One group I worked with was actually able to co-opt a member of the ruling elite who called in a favor and got us federal funding for a transit project that helped people with disabilities get home from second shift jobs. Many such things were done that would have been impossible without the Internet and the technological tools that have burst upon our culture in the past couple of decades.

But as I said what is sauce for the goose......

As we've gained access to new more sophisticated communication resources, talented organizers have risen who care about doing what's good for the community. We work across political lines without stopping to ask who among us are Republicans or Democrats. The question, in an organization with an absurdly small budget tends to be, not what is good for my union, my party or my company, but what is good for my children, my community, the poor, people with disabilities or our seniors.

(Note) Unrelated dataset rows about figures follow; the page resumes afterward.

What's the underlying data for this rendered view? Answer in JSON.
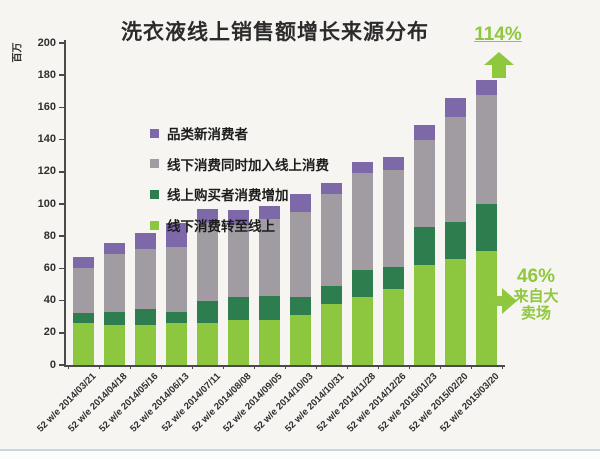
{
  "title": "洗衣液线上销售额增长来源分布",
  "annotations": {
    "growth_total": "114%",
    "hypermarket_pct": "46%",
    "hypermarket_label_line1": "来自大",
    "hypermarket_label_line2": "卖场"
  },
  "colors": {
    "accent_green": "#8FC73E",
    "light_green": "#8DC63F",
    "dark_green": "#2E7D4E",
    "gray": "#A19CA2",
    "purple": "#7D68A8",
    "axis": "#4a4a4a",
    "background": "#f6f5f2"
  },
  "chart_data": {
    "type": "bar",
    "stacked": true,
    "title": "洗衣液线上销售额增长来源分布",
    "xlabel": "",
    "ylabel": "百万",
    "ylim": [
      0,
      200
    ],
    "yticks": [
      0,
      20,
      40,
      60,
      80,
      100,
      120,
      140,
      160,
      180,
      200
    ],
    "grid": false,
    "legend_position": "upper-left-inside",
    "categories": [
      "52 w/e 2014/03/21",
      "52 w/e 2014/04/18",
      "52 w/e 2014/05/16",
      "52 w/e 2014/06/13",
      "52 w/e 2014/07/11",
      "52 w/e 2014/08/08",
      "52 w/e 2014/09/05",
      "52 w/e 2014/10/03",
      "52 w/e 2014/10/31",
      "52 w/e 2014/11/28",
      "52 w/e 2014/12/26",
      "52 w/e 2015/01/23",
      "52 w/e 2015/02/20",
      "52 w/e 2015/03/20"
    ],
    "series": [
      {
        "name": "线下消费转至线上",
        "color": "#8DC63F",
        "values": [
          26,
          25,
          25,
          26,
          26,
          28,
          28,
          31,
          38,
          42,
          47,
          62,
          66,
          71
        ]
      },
      {
        "name": "线上购买者消费增加",
        "color": "#2E7D4E",
        "values": [
          6,
          8,
          10,
          7,
          14,
          14,
          15,
          11,
          11,
          17,
          14,
          24,
          23,
          29
        ]
      },
      {
        "name": "线下消费同时加入线上消费",
        "color": "#A19CA2",
        "values": [
          28,
          36,
          37,
          40,
          48,
          45,
          48,
          53,
          57,
          60,
          60,
          54,
          65,
          68
        ]
      },
      {
        "name": "品类新消费者",
        "color": "#7D68A8",
        "values": [
          7,
          7,
          10,
          15,
          9,
          9,
          8,
          11,
          7,
          7,
          8,
          9,
          12,
          9
        ]
      }
    ],
    "legend_display_order": [
      "品类新消费者",
      "线下消费同时加入线上消费",
      "线上购买者消费增加",
      "线下消费转至线上"
    ],
    "totals": [
      67,
      76,
      82,
      88,
      97,
      96,
      99,
      106,
      113,
      126,
      129,
      149,
      166,
      177
    ]
  }
}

The troublesome Tea Party rose so quickly because of the Internet and social media. Social media provided a perfect organizing tool. Whatever you might think about the values and beliefs of the Tea Party, it is as thoroughly grass roots an organization as you'll find. If you don't believe me, check Craigslist under "nonprofit jobs" and see how many "re-elect Obama" paid jobs are being offered by organizations like SEIU and ACORN (or whatever it's calling itself now) versus how many paid "Elect Romney" jobs are being offered by the Tea Party. Hint: I have yet to find a single paid Tea Party job and I've looked.

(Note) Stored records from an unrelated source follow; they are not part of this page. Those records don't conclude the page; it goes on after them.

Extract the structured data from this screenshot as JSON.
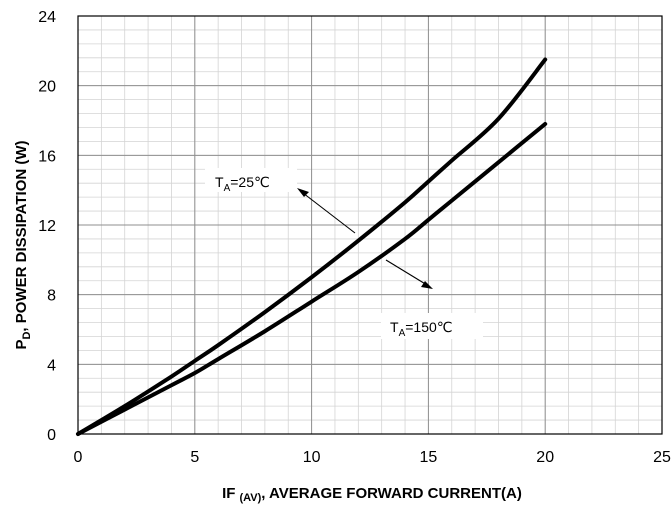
{
  "chart_data": {
    "type": "line",
    "title": "",
    "xlabel": {
      "main": "IF",
      "sub": "(AV)",
      "rest": ",   AVERAGE FORWARD CURRENT(A)"
    },
    "ylabel": {
      "main": "P",
      "sub": "D",
      "rest": ",   POWER DISSIPATION (W)"
    },
    "xlim": [
      0,
      25
    ],
    "ylim": [
      0,
      24
    ],
    "xticks": [
      0,
      5,
      10,
      15,
      20,
      25
    ],
    "yticks": [
      0,
      4,
      8,
      12,
      16,
      20,
      24
    ],
    "x_minor_step": 1,
    "y_minor_step": 0.8,
    "grid": true,
    "series": [
      {
        "name": {
          "main": "T",
          "sub": "A",
          "rest": "=25℃"
        },
        "x": [
          0,
          2,
          4,
          5,
          6,
          8,
          10,
          12,
          14,
          15,
          16,
          18,
          20
        ],
        "y": [
          0,
          1.6,
          3.3,
          4.2,
          5.1,
          7.0,
          9.0,
          11.1,
          13.3,
          14.5,
          15.7,
          18.1,
          21.5
        ]
      },
      {
        "name": {
          "main": "T",
          "sub": "A",
          "rest": "=150℃"
        },
        "x": [
          0,
          2,
          4,
          5,
          6,
          8,
          10,
          12,
          14,
          15,
          16,
          18,
          20
        ],
        "y": [
          0,
          1.4,
          2.8,
          3.5,
          4.3,
          5.9,
          7.6,
          9.3,
          11.2,
          12.3,
          13.4,
          15.6,
          17.8
        ]
      }
    ]
  }
}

I do agree that the new low-cost advocacy is going to be a disruptive development, especially for those with powerful ideologies. The ability of poorly funded groups to slug it out with massively funded political action committiees dilutes the power of the pursestrings to some extent. It's not entirely gone, but as an ever-larger segment of the population becomes tech-savvy, it's only goint to make political cow-herding more difficult. Demographics that certain political groups have always found "reliable" are no longer reliable as the Republicans found out in the last election when they pushed a moderate onto their conservative base and expected them to show up at the polls and vote as instructed. The Obama administration is discovering to its dismay this go-round that it's base is beginning to think for itself and may not just pull the lever because they've been told to.

As in every new cultural upheaval, there is potential for great good and great evil. If the wise amongst us don't keep their heads and learn to use these new tools for the greater good; if they keep using the old kiss some babies and vote the graveyard tactics, things will blow up in their faces.

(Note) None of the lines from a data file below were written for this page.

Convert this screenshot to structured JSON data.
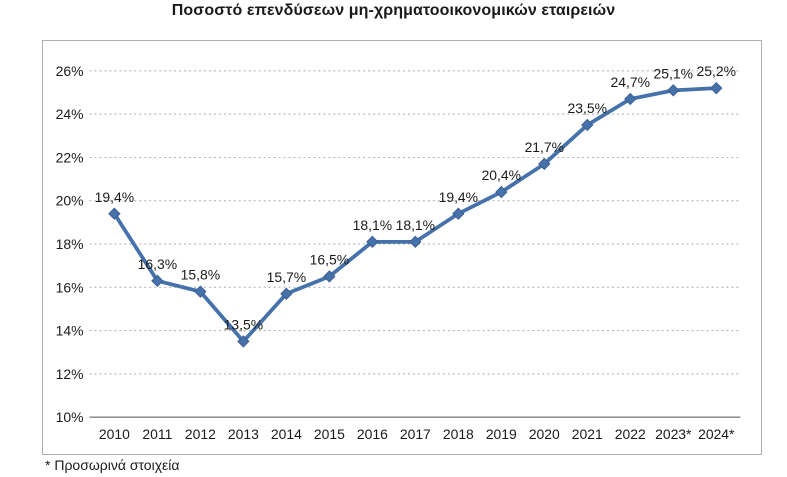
{
  "title": "Ποσοστό επενδύσεων μη-χρηματοοικονομικών εταιρειών",
  "footnote": "* Προσωρινά στοιχεία",
  "chart_data": {
    "type": "line",
    "title": "Ποσοστό επενδύσεων μη-χρηματοοικονομικών εταιρειών",
    "categories": [
      "2010",
      "2011",
      "2012",
      "2013",
      "2014",
      "2015",
      "2016",
      "2017",
      "2018",
      "2019",
      "2020",
      "2021",
      "2022",
      "2023*",
      "2024*"
    ],
    "values": [
      19.4,
      16.3,
      15.8,
      13.5,
      15.7,
      16.5,
      18.1,
      18.1,
      19.4,
      20.4,
      21.7,
      23.5,
      24.7,
      25.1,
      25.2
    ],
    "point_labels": [
      "19,4%",
      "16,3%",
      "15,8%",
      "13,5%",
      "15,7%",
      "16,5%",
      "18,1%",
      "18,1%",
      "19,4%",
      "20,4%",
      "21,7%",
      "23,5%",
      "24,7%",
      "25,1%",
      "25,2%"
    ],
    "xlabel": "",
    "ylabel": "",
    "ylim": [
      10,
      26
    ],
    "ytick_step": 2,
    "ytick_suffix": "%",
    "grid": "horizontal-dotted",
    "legend": "none",
    "marker": "diamond",
    "series_color": "#4672ac",
    "footnote": "* Προσωρινά στοιχεία"
  }
}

And perhaps it's a good thing if they do. And perhaps with access to a better understanding of history, we footsoldiers in the infowars won't wind up in a political version of the first World War where the generals, using the tactics of the 18th century, marched blindly obedient soldirs into the guns of the 20th century.

Hopefully, we're smarter than that these days.We certainly have access to better quality information and organizational tools than we ever have in the history of the world. . One wonders whether the next war will be fought to preserve the freedom we've come to enjoy on the World Wide Web.